男孩摸到遙控器,打開了彩電,電視上剛好是聯歡晚會開始的時候,一群人跳著喜慶的舞蹈,舞臺的配色都是熱烈的紅色。
“新年快樂,蘇茜。”男孩輕聲說道。
“新年快樂。”
女孩邊說邊揭起湯鍋的鍋蓋,魚湯的香氣瞬間飄散出來,化作白色的霧。
兩人看著電視吃年夜飯,男孩把一個魚頭夾到自己碗里,此時電視上的開場舞蹈結束了,一段短暫的報幕之后,明星穿著特色的禮服登上了舞臺,隨著伴舞開始演唱自己的歌曲。
男孩抿了一下筷子,他很喜歡這首歌,“聽著像是首情歌。
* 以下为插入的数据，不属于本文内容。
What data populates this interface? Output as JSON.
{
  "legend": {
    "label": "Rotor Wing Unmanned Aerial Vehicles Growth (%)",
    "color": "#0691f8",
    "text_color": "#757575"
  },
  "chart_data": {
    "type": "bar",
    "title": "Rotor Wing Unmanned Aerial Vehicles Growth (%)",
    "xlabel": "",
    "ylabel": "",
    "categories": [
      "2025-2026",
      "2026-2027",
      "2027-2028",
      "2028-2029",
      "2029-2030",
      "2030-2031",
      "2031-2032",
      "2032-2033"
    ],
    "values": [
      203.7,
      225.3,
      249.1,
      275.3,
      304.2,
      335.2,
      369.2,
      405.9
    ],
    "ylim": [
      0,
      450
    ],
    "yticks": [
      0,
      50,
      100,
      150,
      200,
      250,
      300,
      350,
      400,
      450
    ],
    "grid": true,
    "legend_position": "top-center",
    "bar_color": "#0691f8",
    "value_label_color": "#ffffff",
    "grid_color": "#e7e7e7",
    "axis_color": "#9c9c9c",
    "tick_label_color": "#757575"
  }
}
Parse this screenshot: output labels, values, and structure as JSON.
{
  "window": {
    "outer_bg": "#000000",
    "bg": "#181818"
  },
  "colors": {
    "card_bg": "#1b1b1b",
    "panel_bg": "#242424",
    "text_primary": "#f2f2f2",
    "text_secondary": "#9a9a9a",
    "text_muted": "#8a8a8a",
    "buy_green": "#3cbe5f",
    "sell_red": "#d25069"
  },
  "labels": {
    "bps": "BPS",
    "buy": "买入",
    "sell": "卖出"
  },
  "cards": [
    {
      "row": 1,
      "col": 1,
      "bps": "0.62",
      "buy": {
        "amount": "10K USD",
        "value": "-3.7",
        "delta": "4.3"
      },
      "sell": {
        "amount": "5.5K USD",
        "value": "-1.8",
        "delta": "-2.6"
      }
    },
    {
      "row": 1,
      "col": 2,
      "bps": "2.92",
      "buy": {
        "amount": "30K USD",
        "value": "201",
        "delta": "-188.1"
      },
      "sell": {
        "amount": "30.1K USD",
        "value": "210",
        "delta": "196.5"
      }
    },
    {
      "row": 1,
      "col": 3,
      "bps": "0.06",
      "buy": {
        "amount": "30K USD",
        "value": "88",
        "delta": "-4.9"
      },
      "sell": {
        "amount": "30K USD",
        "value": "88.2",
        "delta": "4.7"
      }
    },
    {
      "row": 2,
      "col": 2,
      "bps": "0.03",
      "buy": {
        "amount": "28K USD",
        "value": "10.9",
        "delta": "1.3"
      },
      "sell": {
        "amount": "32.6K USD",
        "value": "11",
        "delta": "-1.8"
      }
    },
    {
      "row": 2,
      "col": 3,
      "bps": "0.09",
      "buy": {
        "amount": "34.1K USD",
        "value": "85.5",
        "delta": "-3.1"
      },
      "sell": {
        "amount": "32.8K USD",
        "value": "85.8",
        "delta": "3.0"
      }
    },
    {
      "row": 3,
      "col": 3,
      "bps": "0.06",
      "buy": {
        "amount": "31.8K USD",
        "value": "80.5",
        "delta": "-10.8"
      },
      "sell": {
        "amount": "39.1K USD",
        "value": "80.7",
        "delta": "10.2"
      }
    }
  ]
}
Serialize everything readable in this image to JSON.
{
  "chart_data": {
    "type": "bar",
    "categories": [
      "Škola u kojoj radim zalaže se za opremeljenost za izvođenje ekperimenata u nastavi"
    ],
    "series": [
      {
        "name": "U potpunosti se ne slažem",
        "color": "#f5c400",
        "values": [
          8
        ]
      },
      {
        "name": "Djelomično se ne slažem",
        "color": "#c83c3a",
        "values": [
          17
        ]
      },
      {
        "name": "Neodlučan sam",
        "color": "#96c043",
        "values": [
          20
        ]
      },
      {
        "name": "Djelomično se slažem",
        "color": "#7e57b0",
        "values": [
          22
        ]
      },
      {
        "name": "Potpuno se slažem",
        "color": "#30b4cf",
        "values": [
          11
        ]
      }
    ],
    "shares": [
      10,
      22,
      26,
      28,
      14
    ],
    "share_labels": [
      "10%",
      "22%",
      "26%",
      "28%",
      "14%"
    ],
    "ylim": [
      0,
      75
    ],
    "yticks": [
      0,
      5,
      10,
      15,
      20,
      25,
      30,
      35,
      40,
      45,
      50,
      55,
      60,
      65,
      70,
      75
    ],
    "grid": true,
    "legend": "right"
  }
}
”
“確實像。”女孩說,她看著電視上的女明星,由衷地感嘆,“她好漂亮。”
“蘇茜,你也很漂亮。”
“嘴真甜。”女孩笑得很開心,她眼角彎彎,“這算是表白嗎?”
男孩重新低下頭低下頭默默啃著魚頭,一句話都不說。
“好啦好啦,開玩笑的,我知道你更喜歡諾諾。”女孩似是不在意地說,“我又不是要逼你表態,你不用這么在意……”
“不是的。”男孩打斷了女孩的話。
“哪方面不是的?”
“我只是不知道什么是喜歡,所以才沒法回答你。”男孩低聲說,“但是,你對我更重要。”
女孩的筷子停在了空中,好半天才低低地發出“嗯”的一聲,但笑容卻更加真摯。
“可是蘇茜,我看電視上說,男人都要有力量,去給女人一個安全的港灣。”男孩說,“我做不到這一點。”